First question here: How do I know which pixel of the rendertarget is worked on by the shader? I need to somehow decide which pixels of the original, large image I need to work on.

Repeat the process with a further reduced image, e.g. 1/16 in height and width of the original one, using the previous rendertarget as input. Find the point where it’s faster to use GetData() instead of going through the shader routine again.

Since I have more than one color I need to count at a time, I could either use a different surface format and write into the four channels (rgba) or use offsets, e.g., color 1 is counted as “1”, while color 2 is counted as “16”. Or maybe there’s a smarter way.

Update: Do I just sample around my current texture coordinate knowing the resolution of the input image?

nkast · February 7, 2017, 1:42pm

OcclusionQuery might work for you.

First draw you satelite to fill the depth buffer. Then redraw each surface and count the number of drawn pixels with a query.

mgulde · February 8, 2017, 2:32pm

I was not too successful getting the shader version to run smoothly, but OcclusionQuery seems to work fine. I have to check now how performance behaves compared to the CPU-based histogram in case of many objects. Will let you know once I got something.

Update: What a speedup! I compared an Intel i7-4770K at 3.5 GHz with a Nvidia GT 640. The image has 850 px squared and 13 different colors which areas need to be determined.

Without computing the histogram: 1395 fps.
CPU computes histogram: 48 fps.
GPU computes histogram: 629 fps.

scoy · February 8, 2017, 7:30pm

Good call by nkast. I had completely forgotten about OcclusionQuery.

To answer your question about the shader… When you do this kind of filtering you generally “render” two triangles to cover the whole RenderTarget. The vertices need to include UV coordinates which you can then manipulate to generate the samples you need. Typically I will render the triangles with UV coordinates going from 0…1. I will then also pass in a float2 parameter to the shader which contains the 1.0 over the source texture resolution. This value is then the offset you can use in the sampler to adjust the sample position by a single texel.

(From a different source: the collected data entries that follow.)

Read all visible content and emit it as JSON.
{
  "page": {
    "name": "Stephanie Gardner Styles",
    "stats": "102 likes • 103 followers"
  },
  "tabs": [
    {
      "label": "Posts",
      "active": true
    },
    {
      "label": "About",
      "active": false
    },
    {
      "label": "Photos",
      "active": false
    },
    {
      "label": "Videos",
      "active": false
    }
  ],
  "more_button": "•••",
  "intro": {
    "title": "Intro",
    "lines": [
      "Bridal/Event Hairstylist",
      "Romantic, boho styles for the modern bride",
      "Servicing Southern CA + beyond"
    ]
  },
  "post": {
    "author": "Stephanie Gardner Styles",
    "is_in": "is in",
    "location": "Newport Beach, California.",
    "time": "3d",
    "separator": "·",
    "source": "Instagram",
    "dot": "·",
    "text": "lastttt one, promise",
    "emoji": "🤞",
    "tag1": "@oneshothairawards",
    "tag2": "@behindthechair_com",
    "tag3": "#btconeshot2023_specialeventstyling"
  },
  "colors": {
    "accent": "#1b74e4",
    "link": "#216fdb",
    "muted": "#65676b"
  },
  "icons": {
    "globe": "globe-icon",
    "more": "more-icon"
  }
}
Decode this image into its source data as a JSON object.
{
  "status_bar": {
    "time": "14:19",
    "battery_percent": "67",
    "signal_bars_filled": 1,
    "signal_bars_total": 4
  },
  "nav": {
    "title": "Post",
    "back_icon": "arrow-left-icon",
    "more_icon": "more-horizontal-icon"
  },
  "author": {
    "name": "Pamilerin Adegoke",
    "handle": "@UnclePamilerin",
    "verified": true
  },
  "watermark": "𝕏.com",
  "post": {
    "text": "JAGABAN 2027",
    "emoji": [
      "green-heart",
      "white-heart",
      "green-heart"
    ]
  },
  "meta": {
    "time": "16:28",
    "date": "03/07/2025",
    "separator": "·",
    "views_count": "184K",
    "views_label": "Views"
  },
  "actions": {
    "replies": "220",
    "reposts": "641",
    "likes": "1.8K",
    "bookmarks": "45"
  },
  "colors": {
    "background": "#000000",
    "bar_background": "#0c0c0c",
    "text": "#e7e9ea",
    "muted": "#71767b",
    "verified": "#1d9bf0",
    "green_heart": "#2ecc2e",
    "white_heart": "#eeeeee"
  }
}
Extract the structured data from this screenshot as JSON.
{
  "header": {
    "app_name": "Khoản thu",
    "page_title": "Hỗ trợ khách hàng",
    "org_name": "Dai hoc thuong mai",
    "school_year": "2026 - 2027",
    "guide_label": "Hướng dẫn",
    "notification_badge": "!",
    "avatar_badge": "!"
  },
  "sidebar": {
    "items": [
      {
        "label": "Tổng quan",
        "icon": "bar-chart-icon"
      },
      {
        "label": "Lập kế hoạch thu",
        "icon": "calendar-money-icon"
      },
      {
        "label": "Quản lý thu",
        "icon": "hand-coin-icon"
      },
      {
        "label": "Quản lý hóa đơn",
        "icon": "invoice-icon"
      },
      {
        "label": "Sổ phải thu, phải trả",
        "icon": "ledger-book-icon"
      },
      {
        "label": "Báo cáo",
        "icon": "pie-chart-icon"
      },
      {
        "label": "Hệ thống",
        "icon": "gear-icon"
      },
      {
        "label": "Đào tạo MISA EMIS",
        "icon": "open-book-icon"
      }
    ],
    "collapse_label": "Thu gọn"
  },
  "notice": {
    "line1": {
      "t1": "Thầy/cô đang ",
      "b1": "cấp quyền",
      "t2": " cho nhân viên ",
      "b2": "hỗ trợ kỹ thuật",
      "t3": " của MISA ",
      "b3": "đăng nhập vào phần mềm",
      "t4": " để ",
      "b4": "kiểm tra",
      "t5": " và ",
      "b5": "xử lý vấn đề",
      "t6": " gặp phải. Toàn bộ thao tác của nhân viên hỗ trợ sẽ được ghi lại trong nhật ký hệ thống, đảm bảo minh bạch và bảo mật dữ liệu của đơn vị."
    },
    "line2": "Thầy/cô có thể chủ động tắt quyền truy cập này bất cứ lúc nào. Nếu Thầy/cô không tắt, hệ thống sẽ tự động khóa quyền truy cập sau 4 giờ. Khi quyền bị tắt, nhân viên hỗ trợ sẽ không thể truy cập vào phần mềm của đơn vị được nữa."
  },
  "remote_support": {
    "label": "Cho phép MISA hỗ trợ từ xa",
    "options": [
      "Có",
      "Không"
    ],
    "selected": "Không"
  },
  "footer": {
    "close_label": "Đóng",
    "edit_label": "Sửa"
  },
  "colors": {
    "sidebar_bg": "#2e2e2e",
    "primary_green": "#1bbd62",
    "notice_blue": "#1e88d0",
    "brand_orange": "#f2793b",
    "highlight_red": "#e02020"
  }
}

float2 TexelSize; // 1 / texture resolution

center = tex2D( Sampler, uv );
texelToRight = tex2D( Sampler, uv + TexelSize );
texelToLeft = tex2D (Sampler, uv - TexelSize );
etc.

As far as dealing with multiple colors, you could do up to 4 at a time like this using the Vector4 SurfaceFormat for your rendertargets.

scoy

mgulde · February 9, 2017, 7:02am

Thanks @scoy, I will try to implement it for comparison. For now, however, I will stick to the occlusion query since here I am free in terms of resolution.